Although Chester County is building half as much new housing as it did in the 1980s and 1990s, it's still delivering more than counterparts like Bucks and Delaware counties.

A view of Crebilly Farm in Chester County
A view of Crebilly Farm in Chester CountyRead moreJOSE F. MORENO / Staff Photographer

Philadelphia’s suburban counties aren’t building housing like they used to, but a couple do more than the rest.

Chester County permitted more housing units over the last four years than any of Philadelphia’s neighboring counties in Pennsylvania. By June, Chester was ahead of the rest again this year. Montgomery County has second highest number of new houses.

But even in Chester County, housing production is down from its historic highs. In the second half of the 1980s, Chester topped 4,000 new homes permitted a year and went over 3,000 periodically in the 1990s and 2000s. During the recent boom, it never approached those amount.

“A big driver of suburban development is the availability of suitable land,” said Brian O’Leary, Chester County’s planning commissioner. “Is the zoning in place that makes sense for a denser development? Is there access to sewer and water infrastructure in particular? There’s not as much suitable land available as there was in the ‘80s or ‘90s.”
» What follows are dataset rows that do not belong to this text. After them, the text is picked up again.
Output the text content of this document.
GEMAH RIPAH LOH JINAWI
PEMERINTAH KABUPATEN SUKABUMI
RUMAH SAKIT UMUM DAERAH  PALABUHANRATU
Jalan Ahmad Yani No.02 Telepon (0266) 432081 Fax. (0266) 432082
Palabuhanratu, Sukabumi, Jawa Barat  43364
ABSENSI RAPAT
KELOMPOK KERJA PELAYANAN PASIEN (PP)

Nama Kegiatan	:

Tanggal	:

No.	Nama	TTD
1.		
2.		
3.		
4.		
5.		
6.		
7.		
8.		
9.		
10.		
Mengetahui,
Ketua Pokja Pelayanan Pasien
O’Leary also noted that as population has increased, there are more residents to oppose new development. Although he says that the primary motivator is traffic concerns, other big factors are attempts to preserve green space, stop sprawl, and manage stormwater runoff. (One of the biggest costs cited by suburban developers is water quality permits, which can add $10,000 to $20,000 per unit to the price of construction.)

The fight to keep Toll Brothers from developing Westtown’s historic Crebilly Farm into 300 large, high-end single-family homes exemplifies the trend. This 332-acre site was for sale and suitable for housing development, but local residents fought the proposal all the way to the Commonwealth Court in Pittsburgh.

“For me, personally, as much as I respect landowners’ rights, what Toll Brothers wanted to come in and do was just so over the top for an area that was already way oversaturated with housing,” said Mindy Rhodes, an activist who helped organize the opposition. “People in the suburbs are waking up, realizing how much open space is just dwindling before their very eyeballs.”

After years of conflict, the township is moving to buy the land to preserve it as green space.

Rhodes says there’s plenty of new housing going up, and it’s in better places, in her opinion. She sees homes being added to already developed areas like Downingtown and Berwyn as opposed to greenfield sites. There are more townhouse developments that maximize land use and new multifamily sites near regional rail hubs.

“The building that’s going on in Chester County today, I feel like it’s been much more thoughtful in the last decade,” Rhodes said.

O’Leary agreed that few large tracts of developable land like Crebilly Farms are left. That’s why Chester County’s planning commission is contemplating actions like incentivizing affordable housing if developers are given permission to build more densely or encouraging accessory dwelling units — think grandma flats or carriage houses — in large homes or on sprawling single-family lots.

The results of policies to encourage more density can be seen in the mixture of units being produced in Chester County, which has shifted somewhat away from detached single-family homes. In the 2010s, more multifamily and townhouse development was permitted than in the 1980s and 1990s.

That’s why Chester County is one of the only high-income housing markets that saw rent growth below the regional average of 2.6% this year. Every other market with lower rent increases was in the city limits, according to a report from CoStar, where multifamily development has been booming to an even greater extent.

But home ownership is a different question. The median home price in Chester County is over $500,000, the priciest in the region. For single-family homes, the median price is closer to $700,000.

“Chester County is just a very desirable place for people to live,” O’Leary said. “One of the problems is that even if you allow townhouses or apartments or small lots singles, it’s still very expensive.”